This week we continue on the polledness theme started in last week’s genetics review, with a particular focus on Brahman cattle…
Images: Kent Ward
A MORE precise DNA test to identify homozygous (PP) polled cattle in Brahman and Brahman derived breeds could result from recent work by researchers at the University of Queensland.
The project also aims to develop DNA tests for scurs in Brahmans.
While the genetic variants that result in Bos taurus cattle being polled have been well identified, the genetic variant that results in polled Brahman cattle has not been identified until now, and appears to be different.
A team at the University of Queensland recently sequenced the whole genome of three homozygous polled (PP) Brahman bulls that have been widely used in the industry.
This data was used to clearly demonstrate that the genetic variant these bulls carried responsible for polledness was the “Celtic” mutation. For those with a mind for genomics, this is a duplication of a 202-base segment on Chromosome 1, and is the same genetic variant that results in polled in Angus, Limousin, Charolais, and Hereford cattle among others.
The work was presented at the recent Australasian Association for the Advancement of Animal Breeding and Genetics (AAABG) conference in Townsville Qld by Dr Ross Koufariotis, who did the work together with Professors Stephen Moore and Ben Hayes, as well as Dr Russell Lyons.
The discovery in the three homozygous polled Brahman bulls does not completely exclude the possibility of other genetic variants in Brahman cattle, and this is being followed up in a project led by Dr Lyons.
This work is from UQ’s Queensland Alliance for Agriculture & Food Innovation and is part of the Brahman Genome Sequencing Project, which involved 46 Brahmans that had their whole genome sequenced, as well as the three homozygous polls.
Despite this variant, it is still widely accepted that the polled gene (P) is dominant to the horn gene (H).
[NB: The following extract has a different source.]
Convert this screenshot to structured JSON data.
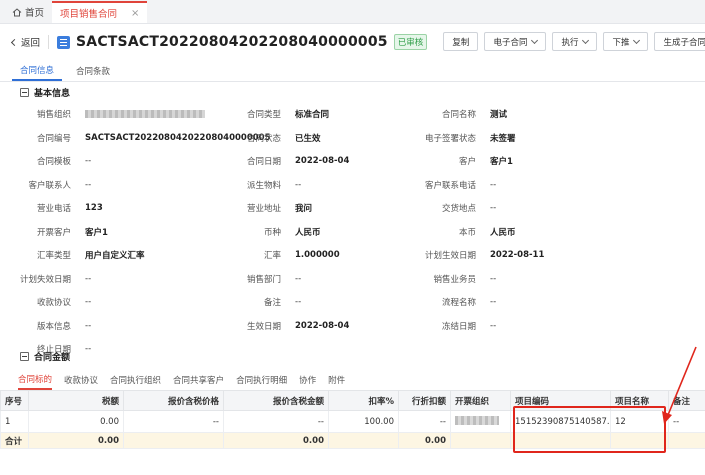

Most producers developing polled herds are simply selecting genetically polled bulls or semen. This will quickly lower the percentage of horned calves being born.
Commercially available tests are available including the Zoetis HornPoll test which claims to identify the following:
- Homozygous Polled (PP). This animal possesses two copies of the poll variant of the gene. This animal is highly likely to express a polled phenotype and should always pass a poll variant to its progeny.
- Heterozygous Carrier (PH). This animal carries one copy of the poll variant and one copy of the horn variant. Highly likely to express a polled or scurred phenotype and will transmit either the horn or poll variant to its progeny.
- Homozygous Horned (HH). This animal carries two copies of the horn variant of the gene. Highly likely to be horned and will always transmit the horn variant to its progeny.
The poll/horn trait is complex, and the status of an animal may differ from the expected. This could be why the discovery of a new accurate Bos indicus test to discover polled/horn status will be valuable to the northern beef industry.
- Ben Hayes and his colleagues are in the process of drafting a paper on this project, which will provide more details. Stay tuned for updates.
Belmont poll sets new record
While on the subjected of poll cattle, a new national record bull price for Belmont Reds was set recently at the Belmont Red Sale in Central Queensland, where a homozygous PP Seifert bull sold for a record price for the breed of $19,000.